The international exhibition project: Last Folio is inspired by the personal story of the family of one of its creators – Yuri Dojc, a photographer, who emigrated from Czechoslovakia in 1968 soon after the invasion of Prague by the Soviet troops.
In 1997 during the funeral of his father Yuri Dojc got acquainted with a woman who had experienced all the horrors of the Holocaust. That story of one person originated a big project-research in Slovakia, there the photographer travelled to collect living evidences of those who had witnessed the Second World War and artifacts of the eastern European Jewish community before it was too late. The portrait gallery of the survived prisoners of the concentration camps and told by them stories, photos of destroyed synagogues, cemeteries and survived fragments of the way of life of the pre-war days became for Yuri Dojc the personified evidence of the collective memory about the Catastrophe which influenced the history of the photographer’s family as well.
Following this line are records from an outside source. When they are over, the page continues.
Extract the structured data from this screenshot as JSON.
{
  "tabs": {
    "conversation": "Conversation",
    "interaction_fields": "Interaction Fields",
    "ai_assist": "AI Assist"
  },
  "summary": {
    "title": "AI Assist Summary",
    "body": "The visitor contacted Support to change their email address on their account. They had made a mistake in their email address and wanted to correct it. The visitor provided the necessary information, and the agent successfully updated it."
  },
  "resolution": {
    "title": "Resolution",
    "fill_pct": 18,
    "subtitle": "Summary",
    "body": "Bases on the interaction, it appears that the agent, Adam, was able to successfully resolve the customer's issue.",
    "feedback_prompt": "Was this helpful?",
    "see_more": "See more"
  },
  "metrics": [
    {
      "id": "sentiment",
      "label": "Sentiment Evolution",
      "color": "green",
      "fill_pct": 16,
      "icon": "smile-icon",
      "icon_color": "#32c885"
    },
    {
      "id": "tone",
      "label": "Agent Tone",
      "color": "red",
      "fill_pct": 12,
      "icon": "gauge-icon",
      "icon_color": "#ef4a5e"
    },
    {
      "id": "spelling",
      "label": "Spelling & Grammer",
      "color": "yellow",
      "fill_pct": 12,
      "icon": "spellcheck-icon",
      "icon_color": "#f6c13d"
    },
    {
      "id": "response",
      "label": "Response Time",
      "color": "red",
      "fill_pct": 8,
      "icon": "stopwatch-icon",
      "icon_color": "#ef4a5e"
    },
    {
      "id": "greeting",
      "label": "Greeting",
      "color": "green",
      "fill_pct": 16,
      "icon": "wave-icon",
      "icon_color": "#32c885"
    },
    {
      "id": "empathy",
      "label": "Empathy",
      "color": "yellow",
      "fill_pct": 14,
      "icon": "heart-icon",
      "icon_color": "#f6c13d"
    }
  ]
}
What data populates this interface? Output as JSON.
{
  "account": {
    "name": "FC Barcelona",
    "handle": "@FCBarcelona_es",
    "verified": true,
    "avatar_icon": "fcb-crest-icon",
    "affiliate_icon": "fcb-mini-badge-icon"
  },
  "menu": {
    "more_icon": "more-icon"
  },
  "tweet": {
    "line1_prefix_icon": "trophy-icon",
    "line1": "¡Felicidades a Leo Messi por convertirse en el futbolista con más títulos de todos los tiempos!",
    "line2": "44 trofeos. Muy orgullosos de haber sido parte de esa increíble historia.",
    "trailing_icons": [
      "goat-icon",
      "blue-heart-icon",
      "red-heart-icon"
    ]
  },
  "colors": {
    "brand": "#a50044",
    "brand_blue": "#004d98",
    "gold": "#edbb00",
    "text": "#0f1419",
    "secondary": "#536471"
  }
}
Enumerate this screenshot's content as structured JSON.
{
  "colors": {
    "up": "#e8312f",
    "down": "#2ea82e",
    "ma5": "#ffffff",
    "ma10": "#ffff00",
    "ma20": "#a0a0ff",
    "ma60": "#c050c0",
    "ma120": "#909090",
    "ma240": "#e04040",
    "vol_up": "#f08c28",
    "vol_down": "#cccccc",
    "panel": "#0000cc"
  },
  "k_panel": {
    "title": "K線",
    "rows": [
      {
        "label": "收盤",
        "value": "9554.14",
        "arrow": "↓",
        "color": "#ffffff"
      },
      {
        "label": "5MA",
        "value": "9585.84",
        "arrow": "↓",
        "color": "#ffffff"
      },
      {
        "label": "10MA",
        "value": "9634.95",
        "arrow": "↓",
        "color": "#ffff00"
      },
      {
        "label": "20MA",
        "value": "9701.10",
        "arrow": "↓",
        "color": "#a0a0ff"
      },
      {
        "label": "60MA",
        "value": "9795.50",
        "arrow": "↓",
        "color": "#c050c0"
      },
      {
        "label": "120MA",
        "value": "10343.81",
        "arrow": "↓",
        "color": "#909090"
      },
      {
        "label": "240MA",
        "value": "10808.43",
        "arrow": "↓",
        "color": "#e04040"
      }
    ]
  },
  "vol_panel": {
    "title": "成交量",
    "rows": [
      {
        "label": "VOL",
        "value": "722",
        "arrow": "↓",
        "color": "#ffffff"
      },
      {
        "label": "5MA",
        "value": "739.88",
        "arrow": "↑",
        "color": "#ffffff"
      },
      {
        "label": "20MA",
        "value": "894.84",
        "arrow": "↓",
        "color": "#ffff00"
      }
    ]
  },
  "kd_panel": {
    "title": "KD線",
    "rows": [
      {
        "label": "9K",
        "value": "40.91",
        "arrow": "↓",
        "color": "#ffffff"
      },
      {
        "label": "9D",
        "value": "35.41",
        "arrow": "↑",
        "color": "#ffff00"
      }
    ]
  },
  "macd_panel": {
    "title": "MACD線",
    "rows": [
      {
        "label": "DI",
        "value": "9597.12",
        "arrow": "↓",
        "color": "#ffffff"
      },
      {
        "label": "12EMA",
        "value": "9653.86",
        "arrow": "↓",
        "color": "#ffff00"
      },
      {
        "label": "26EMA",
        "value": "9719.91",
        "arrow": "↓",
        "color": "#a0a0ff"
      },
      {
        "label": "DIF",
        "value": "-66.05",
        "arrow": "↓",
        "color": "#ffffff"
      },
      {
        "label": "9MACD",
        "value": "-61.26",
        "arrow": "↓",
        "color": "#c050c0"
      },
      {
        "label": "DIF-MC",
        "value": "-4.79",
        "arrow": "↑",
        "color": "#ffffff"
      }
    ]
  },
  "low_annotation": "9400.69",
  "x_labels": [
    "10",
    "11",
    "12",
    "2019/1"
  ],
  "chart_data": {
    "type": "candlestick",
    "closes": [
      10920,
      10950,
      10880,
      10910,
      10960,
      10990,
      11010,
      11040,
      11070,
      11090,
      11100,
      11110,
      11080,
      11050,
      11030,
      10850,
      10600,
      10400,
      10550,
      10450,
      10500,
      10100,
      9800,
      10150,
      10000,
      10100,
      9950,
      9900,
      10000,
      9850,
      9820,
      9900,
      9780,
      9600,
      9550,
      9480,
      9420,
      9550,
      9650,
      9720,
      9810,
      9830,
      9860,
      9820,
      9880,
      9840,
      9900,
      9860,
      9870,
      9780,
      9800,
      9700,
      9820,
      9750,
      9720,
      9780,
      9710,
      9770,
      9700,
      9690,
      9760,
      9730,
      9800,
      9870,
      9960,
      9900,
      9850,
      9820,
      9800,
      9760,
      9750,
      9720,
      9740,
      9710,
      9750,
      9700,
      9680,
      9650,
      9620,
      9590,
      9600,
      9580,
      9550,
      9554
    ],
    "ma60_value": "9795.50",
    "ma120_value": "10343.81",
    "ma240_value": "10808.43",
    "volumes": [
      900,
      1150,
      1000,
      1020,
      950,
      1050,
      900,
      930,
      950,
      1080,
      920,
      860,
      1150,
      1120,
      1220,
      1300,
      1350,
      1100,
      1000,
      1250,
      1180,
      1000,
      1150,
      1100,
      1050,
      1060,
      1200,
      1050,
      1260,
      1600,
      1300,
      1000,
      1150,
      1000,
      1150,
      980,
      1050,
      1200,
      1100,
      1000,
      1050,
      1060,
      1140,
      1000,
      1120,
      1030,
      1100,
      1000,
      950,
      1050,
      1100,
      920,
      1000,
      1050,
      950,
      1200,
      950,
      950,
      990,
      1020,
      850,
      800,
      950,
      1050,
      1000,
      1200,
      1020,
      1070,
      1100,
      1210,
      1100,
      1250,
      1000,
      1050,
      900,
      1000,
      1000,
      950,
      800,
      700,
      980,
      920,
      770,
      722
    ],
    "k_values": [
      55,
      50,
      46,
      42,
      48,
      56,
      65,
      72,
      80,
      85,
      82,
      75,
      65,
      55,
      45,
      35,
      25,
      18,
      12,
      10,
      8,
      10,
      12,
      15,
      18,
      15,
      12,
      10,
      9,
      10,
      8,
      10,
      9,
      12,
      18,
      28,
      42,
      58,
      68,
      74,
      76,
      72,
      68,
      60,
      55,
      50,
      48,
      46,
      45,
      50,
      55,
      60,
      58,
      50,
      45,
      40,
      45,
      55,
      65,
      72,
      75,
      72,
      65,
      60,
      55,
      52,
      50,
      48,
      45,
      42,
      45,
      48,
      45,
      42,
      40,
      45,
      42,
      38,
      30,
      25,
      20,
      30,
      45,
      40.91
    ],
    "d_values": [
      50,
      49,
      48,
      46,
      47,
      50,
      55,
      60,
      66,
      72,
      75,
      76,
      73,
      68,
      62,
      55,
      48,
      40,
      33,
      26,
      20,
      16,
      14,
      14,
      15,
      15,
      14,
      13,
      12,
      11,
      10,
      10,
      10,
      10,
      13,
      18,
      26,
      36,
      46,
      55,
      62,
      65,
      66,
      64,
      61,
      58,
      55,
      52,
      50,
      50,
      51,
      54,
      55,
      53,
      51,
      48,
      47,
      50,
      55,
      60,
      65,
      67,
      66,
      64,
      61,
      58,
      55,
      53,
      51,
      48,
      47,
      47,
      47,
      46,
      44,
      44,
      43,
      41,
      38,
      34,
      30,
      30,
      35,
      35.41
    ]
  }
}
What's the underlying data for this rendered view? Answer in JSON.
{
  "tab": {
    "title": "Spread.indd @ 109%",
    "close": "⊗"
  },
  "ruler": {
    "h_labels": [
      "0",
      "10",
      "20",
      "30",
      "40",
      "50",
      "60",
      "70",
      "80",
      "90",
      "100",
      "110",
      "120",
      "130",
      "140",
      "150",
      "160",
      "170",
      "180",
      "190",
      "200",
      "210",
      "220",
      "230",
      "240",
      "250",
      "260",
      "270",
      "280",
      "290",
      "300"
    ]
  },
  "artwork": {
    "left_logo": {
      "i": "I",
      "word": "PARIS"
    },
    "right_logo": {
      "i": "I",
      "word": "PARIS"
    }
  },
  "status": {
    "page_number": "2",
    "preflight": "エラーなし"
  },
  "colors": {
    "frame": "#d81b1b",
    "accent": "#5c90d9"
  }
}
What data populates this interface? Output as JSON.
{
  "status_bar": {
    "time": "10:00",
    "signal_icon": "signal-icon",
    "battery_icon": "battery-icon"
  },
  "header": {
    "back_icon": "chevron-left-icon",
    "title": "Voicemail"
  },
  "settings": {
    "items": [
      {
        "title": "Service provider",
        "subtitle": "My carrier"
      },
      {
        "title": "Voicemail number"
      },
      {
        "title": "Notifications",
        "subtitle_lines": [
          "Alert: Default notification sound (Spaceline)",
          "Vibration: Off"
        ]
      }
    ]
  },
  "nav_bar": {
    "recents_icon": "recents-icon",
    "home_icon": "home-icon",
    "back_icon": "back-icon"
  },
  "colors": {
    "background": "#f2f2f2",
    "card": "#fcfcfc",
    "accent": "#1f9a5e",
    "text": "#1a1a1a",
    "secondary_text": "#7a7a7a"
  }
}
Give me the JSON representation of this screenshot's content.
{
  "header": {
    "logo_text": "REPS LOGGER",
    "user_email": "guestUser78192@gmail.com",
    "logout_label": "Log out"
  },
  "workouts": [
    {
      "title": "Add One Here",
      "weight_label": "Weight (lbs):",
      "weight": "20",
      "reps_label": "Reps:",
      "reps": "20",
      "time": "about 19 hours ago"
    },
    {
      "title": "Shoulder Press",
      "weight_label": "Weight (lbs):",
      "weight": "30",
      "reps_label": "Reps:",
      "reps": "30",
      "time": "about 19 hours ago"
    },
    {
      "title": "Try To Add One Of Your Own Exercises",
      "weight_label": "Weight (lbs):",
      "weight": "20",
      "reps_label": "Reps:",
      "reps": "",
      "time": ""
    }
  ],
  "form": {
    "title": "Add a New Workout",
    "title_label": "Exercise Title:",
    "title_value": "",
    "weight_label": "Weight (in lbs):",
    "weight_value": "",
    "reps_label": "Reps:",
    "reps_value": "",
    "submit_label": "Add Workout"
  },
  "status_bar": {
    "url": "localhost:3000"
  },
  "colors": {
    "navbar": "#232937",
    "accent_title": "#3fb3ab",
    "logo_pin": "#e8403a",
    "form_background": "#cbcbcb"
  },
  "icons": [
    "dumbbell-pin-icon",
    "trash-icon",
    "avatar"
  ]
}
His journey in search of the documents connected the wildest crime of the 20th century led Yuri Dojc to an abandoned elementary school in Bardeev which is in the northeast of the country. There he found hundreds of books from the school library. The interior of the closed area and its details were kept from the prewar period. Those begrimed with dust books forgotten in the prayer’s room of that Jewish school for more than half a century became the main heroes of the series for Yuri Dojc, in which still-life photography is turning into a portrait one and cultural heritage becomes ‘living’ witness of the tragedy.
His aspiration to collect – photo by photo – the history of the nation which is hiding the unknown pages of his own family story led him to a miraculous discovery – he found a book stamped «Jakab Dojc, a tailor, Mikhailovets» among those ruins. That was the book with the home library stamp of the artist’s grandfather whom Yuri Dojc saw on the photo from the family archive. During the occupation Jakab with thousands of other prisoners was sent to Auschwitz and he never returned back.
The found book became a logical end of that big journey which resulted in a multimedia project: Last Folio, the series of photos of Yuri Dojc and a documentary of Kate Krausova.
This exhibition is only a part of a bigger project which was first shown in the Slovak National Museum in Bratislava and which is already more than ten years long.
Then it was a success in Prague, Cambridge, Brussels, New York, Rome, and Vienna. The project was shown as a part of the Kosice program (Slovakia) – the cultural capital of Europe in 2013. In 2015 on the even of the 70th anniversary of the Second World War end the exhibition will participate in the global memorable events and will be exhibited in the building of the UN in New York, Mark Rothko Art Center in Daugavpils, at the National Library, Berlin, at the Taft Museum of Art in Boston. Some works from the exhibition are already the property of the collection of the Library of Congress in Washington.